When the big game arrived, Verizon managed the network from a brick-and-mortar command center and had already rehearsed nearly any network scenario that could arise.
“At the beginning of the football season, we were running the command center each home game in a dry rehearsal. Each home game we were simulating some form of an event,” French says. The simulation could be a loss of power at the command center or a simulation of a mass calling event by shutting down some macros and working with the team to see how to deploy assets into Los Angeles.
“We are always running drills up to the main game so when we get into those 10 days if something happens, we have likely practiced a scenario similar to it,” French says. Verizon’s network was able to provide data needs for everyone, first responders included, without activation of the Frontline deployable assets, according to Davis.
Gametime Data Usage
Super Bowl LVI marked record high data demands, according to both Verizon at AT&T. French says Verizon had about 40,000 users inside the stadium on game day. They consumed 30.4 terabytes of data during pregame, the event, and postgame. That is a huge increase compared to the prior two Super Bowls. In 2021, at a more limited-attendance game due to the COVID-19 pandemic, Verizon delivered 25.3 TB. In 2020, 21.5 TB of data was consumed.
French said Verizon plans for a data increase from one Super Bowl to the next and calculations for the 2023 Super Bowl in Phoenix are not yet finalized, but a preliminary starting point would be to plan for at least a 20% increase in data needs from one year to the next.

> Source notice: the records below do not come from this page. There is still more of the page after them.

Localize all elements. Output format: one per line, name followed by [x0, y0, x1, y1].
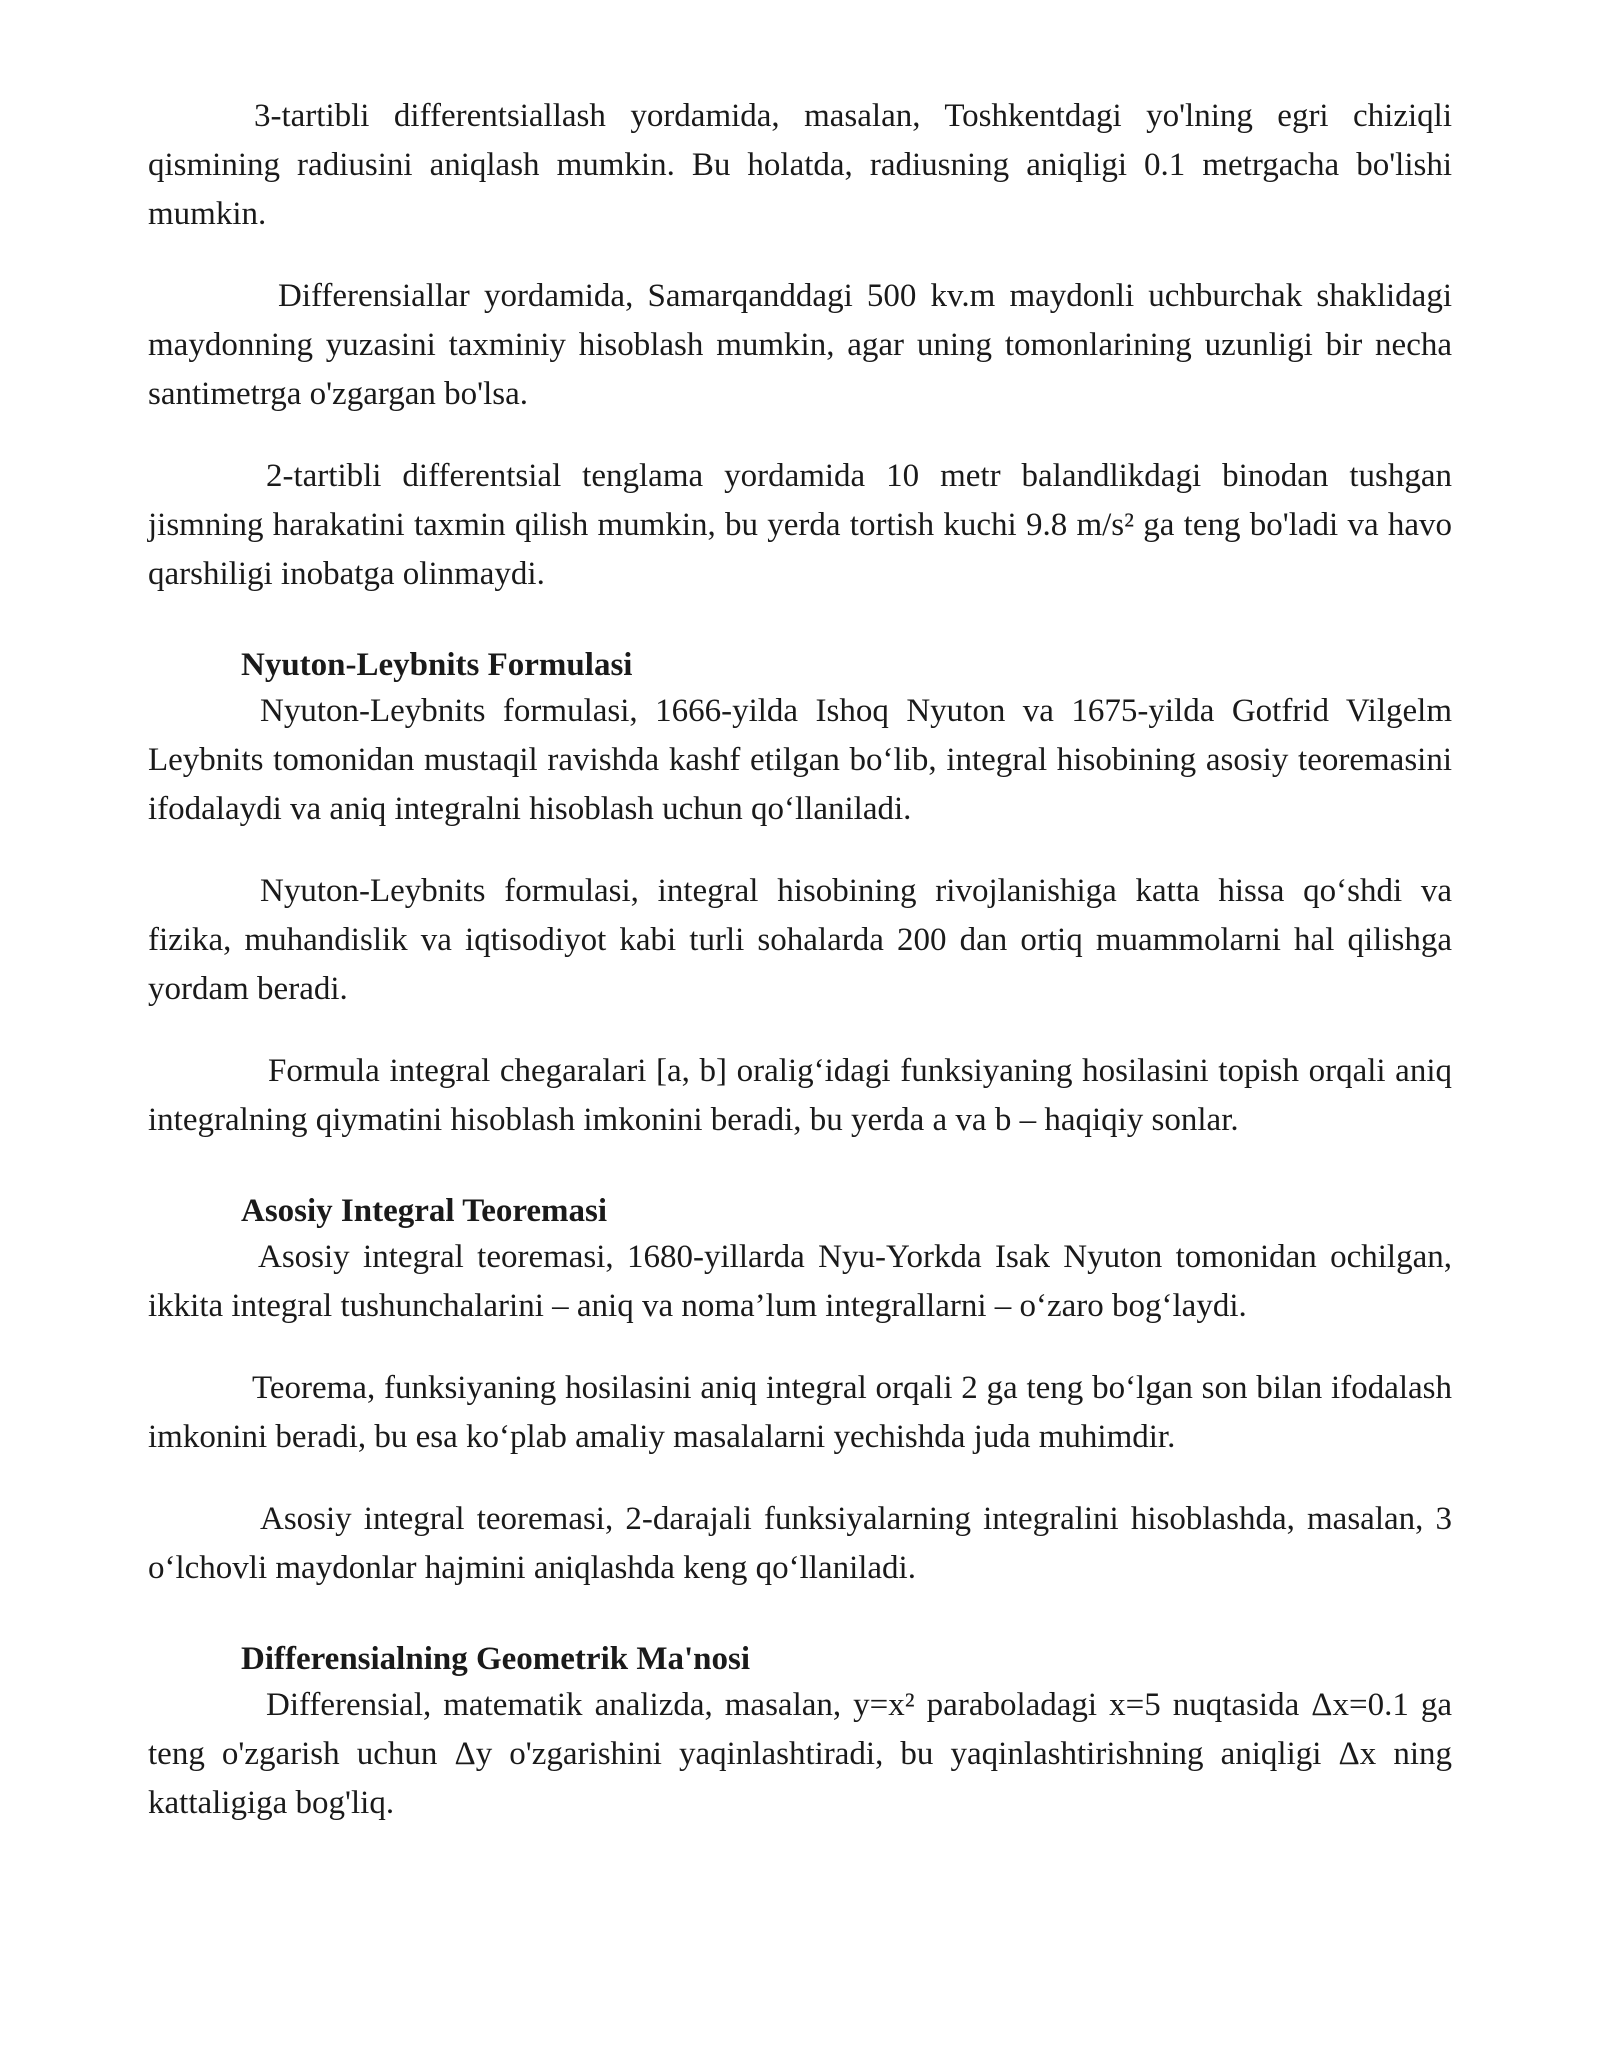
paragraph-second-order-equation: 2-tartibli differentsial tenglama yordamida 10 metr balandlikdagi binodan tushgan jismning harakatini taxmin qilish mumkin, bu yerda tortish kuchi 9.8 m/s² ga teng bo'ladi va havo qarshiligi inobatga olinmaydi. — [148, 458, 1452, 592]
paragraph-third-order-differentiation: 3-tartibli differentsiallash yordamida, masalan, Toshkentdagi yo'lning egri chiziqli qismining radiusini aniqlash mumkin. Bu holatda, radiusning aniqligi 0.1 metrgacha bo'lishi mumkin. — [148, 98, 1452, 232]
paragraph-newton-leibniz-history: Nyuton-Leybnits formulasi, 1666-yilda Ishoq Nyuton va 1675-yilda Gotfrid Vilgelm Leybnits tomonidan mustaqil ravishda kashf etilgan bo‘lib, integral hisobining asosiy teoremasini ifodalaydi va aniq integralni hisoblash uchun qo‘llaniladi. — [148, 693, 1452, 827]
heading-geometric-meaning: Differensialning Geometrik Ma'nosi — [241, 1641, 751, 1677]
paragraph-theorem-applications: Asosiy integral teoremasi, 2-darajali funksiyalarning integralini hisoblashda, masalan, 3 o‘lchovli maydonlar hajmini aniqlashda keng qo‘llaniladi. — [148, 1501, 1452, 1586]
paragraph-differential-approximation: Differensial, matematik analizda, masalan, y=x² paraboladagi x=5 nuqtasida Δx=0.1 ga teng o'zgarish uchun Δy o'zgarishini yaqinlashtiradi, bu yaqinlashtirishning aniqligi Δx ning kattaligiga bog'liq. — [148, 1687, 1452, 1821]
paragraph-newton-leibniz-applications: Nyuton-Leybnits formulasi, integral hisobining rivojlanishiga katta hissa qo‘shdi va fizika, muhandislik va iqtisodiyot kabi turli sohalarda 200 dan ortiq muammolarni hal qilishga yordam beradi. — [148, 873, 1452, 1007]
paragraph-formula-limits: Formula integral chegaralari [a, b] oralig‘idagi funksiyaning hosilasini topish orqali aniq integralning qiymatini hisoblash imkonini beradi, bu yerda a va b – haqiqiy sonlar. — [148, 1053, 1452, 1138]
paragraph-differentials-area: Differensiallar yordamida, Samarqanddagi 500 kv.m maydonli uchburchak shaklidagi maydonning yuzasini taxminiy hisoblash mumkin, agar uning tomonlarining uzunligi bir necha santimetrga o'zgargan bo'lsa. — [148, 278, 1452, 412]
heading-newton-leibniz: Nyuton-Leybnits Formulasi — [241, 647, 633, 683]
heading-fundamental-theorem: Asosiy Integral Teoremasi — [241, 1193, 608, 1229]
paragraph-fundamental-theorem-history: Asosiy integral teoremasi, 1680-yillarda Nyu-Yorkda Isak Nyuton tomonidan ochilgan, ikkita integral tushunchalarini – aniq va noma’lum integrallarni – o‘zaro bog‘laydi. — [148, 1239, 1452, 1324]
paragraph-theorem-derivative: Teorema, funksiyaning hosilasini aniq integral orqali 2 ga teng bo‘lgan son bilan ifodalash imkonini beradi, bu esa ko‘plab amaliy masalalarni yechishda juda muhimdir. — [148, 1370, 1452, 1455]
document-page — [148, 92, 1452, 1861]
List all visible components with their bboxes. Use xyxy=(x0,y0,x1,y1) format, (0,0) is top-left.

AT&T saw a new Super Bowl record set with 13 TB of data usage before, during, and after the game. That was a 28% increase over the 2020 Super Bowl in Tampa. AT&T uses 2020 as a comparison, saying that attendance was lower in 2021 due to the COVID-19 pandemic.
On the public safety side, AT&T reported on average a first responder used twice the data of a fan at the big game. During the 2022 Super Bowl, first responders conducted more than 320,000 data connections and about 2,300 voice calls through AT&T.